The hierarchy of gaming
WE will now take this moment to mourn, for that elusive joy, that comes from intense gaming. We feel we must speak for the brothers and sisters out there currently suffering because Edexcel decided to screw things up by publishing them accursed results. We know, it's excruciating when they take away your PC just when you're almost there!
Indeed, the PC is part of our livelihoods, it lets us live, in the proper fashion, in the way people such as we were meant to live.
There was this fellow back in 1943, Abraham Maslow. He had the wise idea that we humans are governed by particular motivations. He even wrote a paper called, "A Theory of Human Motivation."
It's called the Maslow's Heirarchy of Needs. Interpreted, it represents the shape of a pyramid.
Given how most of these philological-psychosophical things go, we were actually impressed with what he came up with. By this we mean we did actually manage to wring some meaning out of it. Of course for people like us, the needs would have to be defined in a whole different light. Because we like educating the masses and because we like games and because we aren't n00bcakes.
We've decided to give a little wisdom. For free.
Physiological Needs: The base of the pyramid, this represents the physical aspect of our needs. Food, shelter, clothing, activities that give us plenty of plenty of fun and merriment. See, lethargy is nice. It never fails to feel great after coming back from a day's hard work, or lack thereof, and just sink into your throne- I mean, computer chair and just let game guide you through the night. You get a bit of exercise on your fingers, as you click that mouse and press those keys. You become better at hand-eye co-ordinations, and damned if you can't open a can of whooping on some two-bit lame gamer. Gaming… Lethargic satisfaction guaranteed.
Safety: This section basically deals with the things a human needs in order to feel safe. Normal people who go out into the real would obviously say bodily health, a good job and home and some such constitute their needs for safety. Abnormal people, such as we, who've been hooked on GoW and long before that, Quake 3 and Doom would say Longshots, Rail Guns, BFGs, Shock Rifles and an unlimited amount of bullets serves as an awesome line of defence should we so require. Also, immunity from zombies. (Yes, we know, zombies and GoW don't go, but we did play Manhunt... a lot.) Thus is our safety confirmed.

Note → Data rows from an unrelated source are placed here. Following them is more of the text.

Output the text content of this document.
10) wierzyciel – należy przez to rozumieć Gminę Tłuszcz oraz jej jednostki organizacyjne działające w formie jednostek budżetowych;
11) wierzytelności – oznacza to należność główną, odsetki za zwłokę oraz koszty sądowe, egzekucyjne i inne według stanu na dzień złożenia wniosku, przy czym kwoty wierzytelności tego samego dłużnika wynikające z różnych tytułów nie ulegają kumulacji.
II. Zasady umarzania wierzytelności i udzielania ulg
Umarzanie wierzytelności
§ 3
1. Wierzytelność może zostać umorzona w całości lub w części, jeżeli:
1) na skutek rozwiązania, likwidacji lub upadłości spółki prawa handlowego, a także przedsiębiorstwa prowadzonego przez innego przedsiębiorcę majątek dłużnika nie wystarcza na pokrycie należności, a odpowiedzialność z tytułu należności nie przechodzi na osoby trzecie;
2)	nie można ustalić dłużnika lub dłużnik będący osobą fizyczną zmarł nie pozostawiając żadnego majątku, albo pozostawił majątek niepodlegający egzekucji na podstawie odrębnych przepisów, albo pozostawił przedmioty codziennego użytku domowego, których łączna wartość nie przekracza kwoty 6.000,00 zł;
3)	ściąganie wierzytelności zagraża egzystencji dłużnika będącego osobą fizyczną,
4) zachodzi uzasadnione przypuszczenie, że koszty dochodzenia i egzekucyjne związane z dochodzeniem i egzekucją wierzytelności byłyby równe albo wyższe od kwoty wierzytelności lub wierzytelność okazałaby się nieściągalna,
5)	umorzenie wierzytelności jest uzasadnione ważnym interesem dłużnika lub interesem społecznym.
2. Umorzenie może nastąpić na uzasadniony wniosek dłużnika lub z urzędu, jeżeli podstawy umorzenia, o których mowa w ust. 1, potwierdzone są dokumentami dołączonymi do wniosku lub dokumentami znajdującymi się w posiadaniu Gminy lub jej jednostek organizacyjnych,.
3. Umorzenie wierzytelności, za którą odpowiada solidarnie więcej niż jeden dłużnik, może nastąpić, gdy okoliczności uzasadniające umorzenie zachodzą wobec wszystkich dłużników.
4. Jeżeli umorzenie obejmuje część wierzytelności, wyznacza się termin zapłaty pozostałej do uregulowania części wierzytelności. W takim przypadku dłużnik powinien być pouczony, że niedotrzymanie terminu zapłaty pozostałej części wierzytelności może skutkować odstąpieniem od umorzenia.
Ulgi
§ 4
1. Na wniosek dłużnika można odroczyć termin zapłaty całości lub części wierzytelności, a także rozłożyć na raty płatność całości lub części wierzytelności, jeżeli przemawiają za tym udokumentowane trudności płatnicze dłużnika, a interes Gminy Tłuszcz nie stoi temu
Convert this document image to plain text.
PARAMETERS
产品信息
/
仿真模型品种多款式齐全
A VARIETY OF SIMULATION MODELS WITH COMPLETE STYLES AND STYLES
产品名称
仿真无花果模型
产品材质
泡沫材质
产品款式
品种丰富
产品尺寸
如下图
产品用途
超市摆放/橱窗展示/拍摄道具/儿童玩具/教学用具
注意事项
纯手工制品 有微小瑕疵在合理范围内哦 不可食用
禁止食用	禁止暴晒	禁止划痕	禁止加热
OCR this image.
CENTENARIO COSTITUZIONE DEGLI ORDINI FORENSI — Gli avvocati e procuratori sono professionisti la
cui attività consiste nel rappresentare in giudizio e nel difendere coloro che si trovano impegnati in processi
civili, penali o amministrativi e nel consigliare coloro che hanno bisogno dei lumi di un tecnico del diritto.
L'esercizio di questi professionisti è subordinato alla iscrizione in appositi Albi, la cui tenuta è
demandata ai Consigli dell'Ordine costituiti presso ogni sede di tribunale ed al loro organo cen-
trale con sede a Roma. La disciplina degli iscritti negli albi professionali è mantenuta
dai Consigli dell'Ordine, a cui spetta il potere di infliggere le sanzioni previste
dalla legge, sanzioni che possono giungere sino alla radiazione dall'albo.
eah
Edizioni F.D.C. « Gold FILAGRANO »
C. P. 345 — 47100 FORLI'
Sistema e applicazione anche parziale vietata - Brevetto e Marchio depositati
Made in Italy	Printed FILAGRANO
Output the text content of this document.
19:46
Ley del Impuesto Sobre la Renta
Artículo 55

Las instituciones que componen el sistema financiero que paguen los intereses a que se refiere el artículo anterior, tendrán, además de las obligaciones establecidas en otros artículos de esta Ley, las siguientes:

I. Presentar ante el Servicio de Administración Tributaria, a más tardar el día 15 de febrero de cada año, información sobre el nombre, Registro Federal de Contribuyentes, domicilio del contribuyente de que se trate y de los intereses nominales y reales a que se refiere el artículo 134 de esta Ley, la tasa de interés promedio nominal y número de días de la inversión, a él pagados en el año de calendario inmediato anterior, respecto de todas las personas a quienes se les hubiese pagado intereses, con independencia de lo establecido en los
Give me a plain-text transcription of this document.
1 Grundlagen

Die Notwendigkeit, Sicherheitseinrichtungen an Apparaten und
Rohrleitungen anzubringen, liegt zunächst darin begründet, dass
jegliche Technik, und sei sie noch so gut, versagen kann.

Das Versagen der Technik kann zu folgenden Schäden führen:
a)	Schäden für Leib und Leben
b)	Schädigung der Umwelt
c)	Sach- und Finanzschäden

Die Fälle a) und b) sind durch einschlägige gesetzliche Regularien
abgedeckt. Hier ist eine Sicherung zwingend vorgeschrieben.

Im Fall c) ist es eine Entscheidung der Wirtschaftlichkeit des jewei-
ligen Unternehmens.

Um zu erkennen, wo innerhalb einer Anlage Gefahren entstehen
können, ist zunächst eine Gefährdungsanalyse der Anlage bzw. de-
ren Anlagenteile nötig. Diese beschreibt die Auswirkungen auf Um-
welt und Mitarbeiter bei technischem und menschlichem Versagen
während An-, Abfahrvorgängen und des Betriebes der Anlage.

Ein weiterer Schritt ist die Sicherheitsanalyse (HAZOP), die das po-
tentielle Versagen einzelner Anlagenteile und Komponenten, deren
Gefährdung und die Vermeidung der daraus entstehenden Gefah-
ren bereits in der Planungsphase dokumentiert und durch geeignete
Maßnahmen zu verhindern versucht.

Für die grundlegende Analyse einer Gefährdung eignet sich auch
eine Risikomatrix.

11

Social Needs: Taking up the third block of the pyramid is the social need. This represents our asinine need to remain aloof and introverted while at the same time claim some semblance of a social life. I have more than three hundred friends on facebook, and much more that I don't bother adding. When we surpass our mortal selves in the world of gaming, and of course when we're kicking sweet friendly ass in multiplayer deathmatch games, that's when we find ourselves blissfully sliding into a l33t group of geeks that thrives on success in the art of fragging. And right about then, we belong. Geek pride, man.
Esteem: Being human beings who listen to the Smiths (I AM HUMAN AND I NEED TO BE LOVED!) we do sometimes feel the need to be accepted. As dumbfounding as that may seem, we gamers sometimes feel the tender need to boast about ourselves. One of the reasons we took to games was because we flunked pretty badly at the one called life i.e. Epic Fail in the tutorial phase.
And because no one, and by that we mean no one, has managed to beat us in King of Fighters or Quake, makes us feel a little better. Maslow talked about how human beings needed self-confidence, esteem, blah, blah, blah. Give us high scores on Metal Slug and Pinball any day.
And if that, by any chance, buys us some little shred of respect in the eyes of others, even if it is only geek pride, and added wide-eyed admiration through thick-rimmed glasses at Garena and other VPNs, we'll be happy to take it.
Self-Actualisation: We are who we are. And we feel most superior and nigh godlike when we're doing what we do best. And that's gaming. Game developers throw at us challenges and almost impossible to defeat bosses (we're looking at you Doom!), and when we succeed in opening yet another can of whooping, what we feel right than can only be comparable to the blissful taste of a turkey burger from the all-powerful Burger King (all hail).
Whether it's slaying dragons, saving damsels in distress or in some cases, slaying dragons and saving damsels, we're always there to answer the call, ready to take up the challenge sword in hand and guns blazing. To be honest, we'd rather save dragons. A lot fewer of those to go around these days.
No achievement feels better than the sweet victory of beating a game and the following rolling of credits. Well, except those Burger King burgers and Whoppers. Instant nirvana guaranteed. And for those dudes in the back yelling out for PS3s and Xbox 360s; they're cool. But do go check out the Alienware M17x. It may cost you a kidney, but it's still a surefire way to achieve Nerdvana.
Ninja Murgi: Dude, I don't get this psychology thing… Why are we even doing this and not playing Bioshock 2 till we puke?
Captain Kauwa: Because we need to teach the masses brother, we need to let them know.
NM: About what?
CK: Things. Stuff.
NM: Ah. Wait, what kinda things?
CK: You know things. The kinda things that show we know stuff.